In an interview with the Financial Times, Yoshimitsu Goto acknowledged that after years of playing down the possibility of any sudden, large-scale exit from its stake in the Chinese ecommerce giant, SoftBank’s announcement of the sale last week was abrupt.
Goto dismissed market concerns that SoftBank’s continued heavy losses could strain its relationship with lenders, but admitted that the Alibaba share sale was intended to reassure investors in what is one of Japan’s most highly leveraged companies.
“In times like this, it is critical as an investment group to instantly show that our financial strength is rock solid,” Goto said.
The Alibaba stake sale, which was accompanied by what some investors said was inadequate explanation from SoftBank, prompted some to question whether it was actually a move to address a looming financial emergency.
Only two days after reporting its worst quarterly performance, SoftBank revealed that it would post a gain of ¥4.6tn ($33.6bn) by selling shares in Alibaba, significantly reducing the investment on which founder Masayoshi Son built his name as one of the world’s greatest technology investors.
Goto said the move was designed to mirror the previous sale of some of SoftBank’s most prized holdings which began when the Covid-19 pandemic led to a crash in its share price in March 2020; that included stakes in its domestic mobile unit and US carrier T-Mobile.
“Just like two years and a half ago, we wanted to show the world that we can do something like this because we are financially resilient. That was our objective,” he said.
Although the sale served the need to shore up the company’s balance sheet, the decision to sharply reduce the Alibaba stake comes with the political risk of being seen to abandon a Chinese investment at a sensitive time. China is in the throes of a regulatory crackdown on tech companies and diplomatic relations between Beijing and Tokyo are strained.
In 2020, SoftBank’s $41bn asset sale funded the largest share buyback in Japanese history and paid down its enormous debt load, helping to improve investor confidence. The latest move to sell Alibaba’s stake has boosted the group’s share price by 10 per cent, but also left some analysts perplexed.
“SoftBank is reducing exposure to its largest asset when [Alibaba’s] shares are down 71 per cent from their peak. It is a far different message than the super-positive one we have become used to hearing over the years,” said Kirk Boodry, analyst at Redex Research.

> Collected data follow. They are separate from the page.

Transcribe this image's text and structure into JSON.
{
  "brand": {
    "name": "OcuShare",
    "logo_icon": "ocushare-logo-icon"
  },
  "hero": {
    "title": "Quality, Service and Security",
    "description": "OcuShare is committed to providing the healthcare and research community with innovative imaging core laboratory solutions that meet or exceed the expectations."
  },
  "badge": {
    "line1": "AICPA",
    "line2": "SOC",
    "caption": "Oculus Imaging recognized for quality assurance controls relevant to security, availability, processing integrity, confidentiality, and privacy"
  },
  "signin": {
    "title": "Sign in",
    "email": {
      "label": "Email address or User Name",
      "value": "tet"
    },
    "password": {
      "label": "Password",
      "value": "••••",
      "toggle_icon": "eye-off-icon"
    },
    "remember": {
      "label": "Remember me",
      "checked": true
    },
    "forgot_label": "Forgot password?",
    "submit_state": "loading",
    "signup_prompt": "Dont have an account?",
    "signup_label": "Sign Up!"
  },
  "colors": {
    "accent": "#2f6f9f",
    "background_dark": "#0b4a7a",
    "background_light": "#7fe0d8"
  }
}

The sale of the Alibaba stake is being carried out through prepaid forward contracts, a type of derivative to which SoftBank has increasingly turned to raise immediate cash. Until recently, the company had stressed to investors that the contracts did not amount to a sale since it retained the option to buy back the shares later.
But its decision to settle the deals early by relinquishing the option of retaining the shares means SoftBank’s stake in Alibaba will reduce from 23.7 per cent at the end of June to 14.6 per cent when the settlement is completed in September.
Among concerns expressed by several investors and analysts following two consecutive quarters of large losses was that SoftBank risked a breach of one of its financial covenants with its lenders. The covenant states the company must not report two consecutive years of losses. SoftBank suffered a ¥1.7tn net loss in the year to March 2022.
“Our decision has nothing to do with the financial covenant. There are countless ways for us to address the covenant issue,” Goto said.
He added that the main reason for the early settlement of Alibaba contracts was to remove any concern the group would need additional cash in future to buy back the shares. “We wanted to send a clear message regarding our balance sheet,” Goto said.